Monday, March 12, 2007

March 12, 2007
We showed up at Deer Valley 30 at 1:10 yesterday for the 1:30 IMAX showing of 300, but every show was sold out until 10:30 Sunday night, so we took the 2 PM regular screen showing.

Mark Boardman and I then walked over to Claim Jumper for a bite (Caesar salad and iced tea, $13 plus $3 tip), then walked back over and found a full house in the regular theatre for the 2 PM showing.

I was not disappointed. The CGI is spectacular, and the sweep is epic. As one of the critics has said, it's "uberstylization" and the end result is a hyper-realism that is breathtaking. When the Persian advance team rides across the Greek tundra, they are a thundering mass of sweeping horseflesh, unlike anything I have ever seen (in fact the movie horses are much more dramatic than Miller's drawn version, however, it's obvious they were emulating his exact sequence). Since I read Miller's graphic novel of 300 last weekend I recognized all of the plot points and most of the dialogue and the set pieces. Virtually all of them are religiously lifted directly from the GN. However, the movie makers have added an entire sidebar on Leonides' wife Gorgo (the beautiful and sexy Lena Headey) that lifts generously from Homer, or, as another critic put it, "an outtake from the HBO series Rome."

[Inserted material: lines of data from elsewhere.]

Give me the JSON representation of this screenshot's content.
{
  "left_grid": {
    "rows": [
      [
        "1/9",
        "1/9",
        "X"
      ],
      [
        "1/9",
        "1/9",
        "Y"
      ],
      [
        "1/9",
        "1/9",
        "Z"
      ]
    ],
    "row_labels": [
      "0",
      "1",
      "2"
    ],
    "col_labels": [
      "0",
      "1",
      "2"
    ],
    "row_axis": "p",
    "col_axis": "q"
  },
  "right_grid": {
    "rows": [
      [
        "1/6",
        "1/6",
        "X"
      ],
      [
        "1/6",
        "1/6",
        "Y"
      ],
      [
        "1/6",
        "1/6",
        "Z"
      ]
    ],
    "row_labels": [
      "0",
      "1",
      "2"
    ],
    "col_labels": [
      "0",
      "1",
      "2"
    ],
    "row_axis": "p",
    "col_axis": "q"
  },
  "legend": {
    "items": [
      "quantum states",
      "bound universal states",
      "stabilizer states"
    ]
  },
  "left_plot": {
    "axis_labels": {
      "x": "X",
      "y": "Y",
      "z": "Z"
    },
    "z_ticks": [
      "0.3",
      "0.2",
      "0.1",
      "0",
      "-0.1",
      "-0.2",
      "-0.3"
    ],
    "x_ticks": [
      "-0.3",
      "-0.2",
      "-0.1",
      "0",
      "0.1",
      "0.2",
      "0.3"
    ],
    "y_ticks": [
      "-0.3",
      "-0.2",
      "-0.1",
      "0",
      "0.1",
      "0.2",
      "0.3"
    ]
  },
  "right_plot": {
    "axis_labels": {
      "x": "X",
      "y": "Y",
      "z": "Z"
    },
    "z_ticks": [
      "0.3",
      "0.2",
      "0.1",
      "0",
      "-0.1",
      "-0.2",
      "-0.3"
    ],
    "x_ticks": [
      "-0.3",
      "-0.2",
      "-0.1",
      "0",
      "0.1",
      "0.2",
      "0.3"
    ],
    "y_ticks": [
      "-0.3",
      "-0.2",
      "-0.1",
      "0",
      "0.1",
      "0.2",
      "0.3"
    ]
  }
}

And speaking of sex, the movie has a much more explicit angle on nubile femmes than the GN, and here again it's much more, ahem, entertaining. There is an irony though. I mentioned earlier that the story and the movie are not new and that those old Steve Reeves movies had the formula down with the three Bs: Big biceps, big battles and big breasts. While the movie has the first two (some would say with a heavy dose of steroids), there are not big breasts. In fact, the ones that are flashed in slow mo, no less, are quite petite, but that probably says more about breast augmentation than anything else. And by the way, isn't that an odd twist on our culture, that big breasts would end up connotating "fake"? hmmmmm.

One of the critic's comments rings true: "To cast the Spartans, the producers must have emptied all the health clubs in Hollywood." (Bill Muller, Arizona Republic)

The historic battle ready Spartans evidently resembled beetles more than the cape and shield version worn here, but it is about style, not historic accuracy and on that account, the movie looks to be a blockbuster. It grossed $70 million this weekend and the buzz is off the charts.

I think this heralds a new genre of films and perhaps Sin City (Miller's first GN to movie metamorphosis) will be The Great Train Robbery of our era.

"More than any other historical epoch, our sense of reality is severely challenged. It is the internet, Photoshop, digital effects in cinema, video games—tools that have arrived with instant impact. It is like warfare. For centuries, warfare was the same: the medieval knight with a sword in combat. Suddenly he was confronted with firearms and overnight was never the same. It is now a moment of the same magnitude for us."